Les juges Rehanna Mungly-Gulbul et Nirmala Devat, siégeant en appel, ont annulé le jugement de la Cour intermédiaire ordonnant à Parmessur Narain d’évacuer la cressonnière dont il s’occupe à Ruisseau les Mares du Tabac. Les juges en appel ont estimé que la Cour intermédiaire n’était pas habilitée à entendre cette affaire vu que la réclamation de l’établissement sucrier n’est pas de la juridiction de cette Cour.

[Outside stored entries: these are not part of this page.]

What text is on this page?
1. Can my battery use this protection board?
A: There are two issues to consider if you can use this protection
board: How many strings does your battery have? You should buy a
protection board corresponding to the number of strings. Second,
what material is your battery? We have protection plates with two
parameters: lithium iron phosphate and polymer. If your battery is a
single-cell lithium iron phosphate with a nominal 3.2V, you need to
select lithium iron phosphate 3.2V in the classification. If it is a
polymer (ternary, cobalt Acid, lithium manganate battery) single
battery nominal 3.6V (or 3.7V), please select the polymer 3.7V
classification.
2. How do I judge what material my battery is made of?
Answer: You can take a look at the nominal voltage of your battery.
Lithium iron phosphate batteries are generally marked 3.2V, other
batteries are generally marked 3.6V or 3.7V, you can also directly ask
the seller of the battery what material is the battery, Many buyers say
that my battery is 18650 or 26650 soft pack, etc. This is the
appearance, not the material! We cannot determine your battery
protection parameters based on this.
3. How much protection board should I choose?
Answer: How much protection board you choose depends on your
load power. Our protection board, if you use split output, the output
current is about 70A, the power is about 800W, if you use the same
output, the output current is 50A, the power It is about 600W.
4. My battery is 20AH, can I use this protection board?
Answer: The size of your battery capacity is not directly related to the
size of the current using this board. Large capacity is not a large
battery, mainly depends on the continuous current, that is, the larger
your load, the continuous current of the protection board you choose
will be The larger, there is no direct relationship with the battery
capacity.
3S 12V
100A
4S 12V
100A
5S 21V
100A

L’établissement sucrier Mon Trésor Mon Désert (MTMD) Ltd avait obtenu gain de cause en Cour intermédiaire pour l’éviction d’un planteur de cresson qui aurait cultivé ce légume sur un lopin de terre qui ne lui appartenait pas. Le planteur, Parmessur Narain, avait été sommé d’évacuer ce lopin de terre et de le laisser libre car l’établissement sucrier détenait un titre de propriété en bonne et due forme pour ces terres. Le plaignant avait, en 1990, loué ce lopin de terre à Ranjan Pultoo pour la plantation de cressons. Cependant, en 1999, Parmessur Narain aurait utilisé ce terrain sans autorisation en y plantant des cressons. Le plaignant avait demandé lors du procès l’éviction du planteur et que ce dernier n’interfère pas sur les droits de propriété du plaignant et paye des dommages allant jusqu’à Rs 500 000. Le défendeur, Parmessur Narain, avait affirmé que ce lopin de terre était utilisé par son grand-père et son père et que désormais c’était lui le responsable de cette plantation de cresson et que c’était comme ça qu’il gagnait sa vie. Le planteur avait affirmé que ce lopin de terre était bien la propriété de son père et qu’il avait acquis le terrain par prescription. La Cour intermédiaire avait conclu que le défendeur n’avait pas prouvé l’affidavit de prescription et que ce planteur occupait ce terrain sans titre de propriétaire. Le plaignant avait prouvé par un titre de propriété au nom de Desmarais que ce lopin lui appartenait bel et bien et avait affirmé que la valeur du lopin était estimée à Rs 825 000.
La Cour avait donné gain de cause au plaignant mais Parmessur Narain a tout de suite fait appel. En effet, la valeur estimée du lopin de terre ne tombait pas sous la juridiction de la Cour intermédiaire car elle excède Rs 500 000. Les juges siégeant en appel ont aussi déclaré que la Cour intermédiaire n’avait pas la juridiction de traiter une « action possessoire » et que cette affaire devrait être plutôt portée en Cour de district. Les juges Rehana Mungly-Gulbul et Nirmala Devat estiment donc que l’ordre d’éviction n’a pas lieu d’être et annulent la décision finale de la Cour intermédiaire.